Justin Randolph Thompson is a sculptor, media artist and musician. He was born in Peekskill, NY in 1979. He lives in Florence, Italy. Thompson’s work explores the meanings of cultural relics and the transformation of their meanings in the context of displacement and diaspora. With an aesthetic practice that is largely collaborative and interdisciplinary, he creates platforms and interprets community as temporary monuments. His work aims to deepen the debate on socio-cultural stratifications and hierarchical organizations by outlining hybrid, non-linear connections in history and in current socio-political discourse through installations and sound performances.
Thompson founded Black History Month Florence together with Andre Halyard in 2016 as a cross venue initiative designed to highlight the cultures of African Diasporic communities in the city of Florence and throughout Italy more generally.
On Being Present is a project curated by Justin Randolph Thompson for the Uffizi Galleries concerning the presence of Black figures in Renaissance paintings of their collection. The two-year virtual exhibition and research project invites a range of scholars to write focusing on a series of artworks in which Black Africans play a major role or embody a pivotal character in the dynamic of the work.

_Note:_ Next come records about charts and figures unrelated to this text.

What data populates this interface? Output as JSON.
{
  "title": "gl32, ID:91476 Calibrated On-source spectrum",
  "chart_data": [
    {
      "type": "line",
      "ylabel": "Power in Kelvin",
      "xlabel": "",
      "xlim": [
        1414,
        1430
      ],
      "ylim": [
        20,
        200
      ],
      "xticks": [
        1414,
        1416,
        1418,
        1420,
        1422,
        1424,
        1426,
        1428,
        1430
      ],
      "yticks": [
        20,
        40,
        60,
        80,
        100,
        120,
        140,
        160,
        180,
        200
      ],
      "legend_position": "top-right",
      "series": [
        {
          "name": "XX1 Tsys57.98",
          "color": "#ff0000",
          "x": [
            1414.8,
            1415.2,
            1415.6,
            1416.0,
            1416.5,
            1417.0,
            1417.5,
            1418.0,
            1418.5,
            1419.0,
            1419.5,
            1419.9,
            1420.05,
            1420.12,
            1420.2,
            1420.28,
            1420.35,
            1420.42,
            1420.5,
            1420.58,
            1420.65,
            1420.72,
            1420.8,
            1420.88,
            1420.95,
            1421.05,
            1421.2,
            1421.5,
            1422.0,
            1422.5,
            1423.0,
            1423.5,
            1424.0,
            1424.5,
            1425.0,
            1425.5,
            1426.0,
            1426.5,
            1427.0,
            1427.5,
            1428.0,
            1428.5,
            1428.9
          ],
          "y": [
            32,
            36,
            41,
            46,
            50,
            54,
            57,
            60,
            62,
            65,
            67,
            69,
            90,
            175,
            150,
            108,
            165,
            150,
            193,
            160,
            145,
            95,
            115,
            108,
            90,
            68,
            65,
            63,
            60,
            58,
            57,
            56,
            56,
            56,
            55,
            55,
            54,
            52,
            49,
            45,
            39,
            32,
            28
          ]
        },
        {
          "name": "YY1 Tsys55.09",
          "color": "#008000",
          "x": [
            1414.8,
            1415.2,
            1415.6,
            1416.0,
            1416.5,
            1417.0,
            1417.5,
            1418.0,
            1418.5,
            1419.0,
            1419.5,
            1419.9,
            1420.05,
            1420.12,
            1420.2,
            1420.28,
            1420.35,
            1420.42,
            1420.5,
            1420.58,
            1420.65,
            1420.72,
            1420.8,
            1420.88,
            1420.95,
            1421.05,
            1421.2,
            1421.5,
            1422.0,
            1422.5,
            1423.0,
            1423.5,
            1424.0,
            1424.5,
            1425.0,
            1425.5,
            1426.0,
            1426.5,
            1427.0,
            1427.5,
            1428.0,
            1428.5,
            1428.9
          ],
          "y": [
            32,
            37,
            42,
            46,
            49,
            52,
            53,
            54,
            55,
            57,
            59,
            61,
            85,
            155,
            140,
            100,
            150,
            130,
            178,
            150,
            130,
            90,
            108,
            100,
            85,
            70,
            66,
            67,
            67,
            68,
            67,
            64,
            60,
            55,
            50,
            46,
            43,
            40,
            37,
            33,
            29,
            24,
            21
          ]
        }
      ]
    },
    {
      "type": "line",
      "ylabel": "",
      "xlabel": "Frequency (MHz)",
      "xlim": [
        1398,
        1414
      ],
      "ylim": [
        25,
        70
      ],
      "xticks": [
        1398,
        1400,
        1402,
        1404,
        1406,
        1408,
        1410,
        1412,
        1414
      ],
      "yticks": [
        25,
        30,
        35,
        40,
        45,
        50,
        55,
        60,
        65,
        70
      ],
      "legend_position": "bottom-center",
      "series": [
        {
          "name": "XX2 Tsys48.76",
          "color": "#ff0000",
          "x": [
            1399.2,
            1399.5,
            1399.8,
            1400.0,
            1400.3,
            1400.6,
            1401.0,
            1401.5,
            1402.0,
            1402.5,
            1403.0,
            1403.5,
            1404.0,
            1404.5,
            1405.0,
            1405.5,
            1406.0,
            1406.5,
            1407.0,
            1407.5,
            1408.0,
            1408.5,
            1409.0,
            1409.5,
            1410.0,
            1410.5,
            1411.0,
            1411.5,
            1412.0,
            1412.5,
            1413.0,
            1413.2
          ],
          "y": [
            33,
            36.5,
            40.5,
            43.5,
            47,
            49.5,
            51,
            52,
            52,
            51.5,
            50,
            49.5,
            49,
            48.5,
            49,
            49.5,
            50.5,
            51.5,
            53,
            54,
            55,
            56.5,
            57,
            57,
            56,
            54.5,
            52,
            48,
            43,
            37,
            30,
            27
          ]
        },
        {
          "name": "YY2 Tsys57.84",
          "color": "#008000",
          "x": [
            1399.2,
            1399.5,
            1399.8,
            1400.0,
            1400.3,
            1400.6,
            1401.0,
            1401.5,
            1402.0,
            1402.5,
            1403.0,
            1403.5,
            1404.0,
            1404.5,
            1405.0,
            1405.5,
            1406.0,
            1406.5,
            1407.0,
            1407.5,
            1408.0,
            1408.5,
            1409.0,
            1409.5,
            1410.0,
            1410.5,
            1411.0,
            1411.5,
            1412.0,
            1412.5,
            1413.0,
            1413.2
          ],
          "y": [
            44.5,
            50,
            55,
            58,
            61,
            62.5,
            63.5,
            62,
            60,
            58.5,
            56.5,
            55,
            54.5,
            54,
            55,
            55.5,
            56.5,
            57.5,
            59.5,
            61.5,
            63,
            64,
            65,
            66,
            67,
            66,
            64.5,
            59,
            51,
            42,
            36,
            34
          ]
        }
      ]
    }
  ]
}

On Being Present Volume I and Volume II.
Crumbs in the Musicians Mouth and other works
Mixed media sculptures
In collaboration with Dame Mbaye, Bangali Cissokho
Exibition views, Villa Romana Florence
2018
The works have been created in the framework of the artistic research and exchange project Seeds For Future Memories, a cooperation between the artist residencies Thread in Sinthian, Senegal and Villa Romana in Florence, Italy in 2018 and 2019.
Tempus Tacendi
Video
2016
Tempus Tacendi (A time for silence) is a film that re-contextualizes Italian colonial narratives of migration through diasporic displacement and non-performative theatre. Drawing upon texts from playwright Vincenzo Martini’s Misantropia nella Società and Cose Affricane by his son, Ferdinando Martini, Governor of Eritrea during the Italian Colonial occupation, the piece is a non-linear meditation on Blackness and kin undercut by a capitalistic critique found in Ezra Pound’s Pisan Cantos.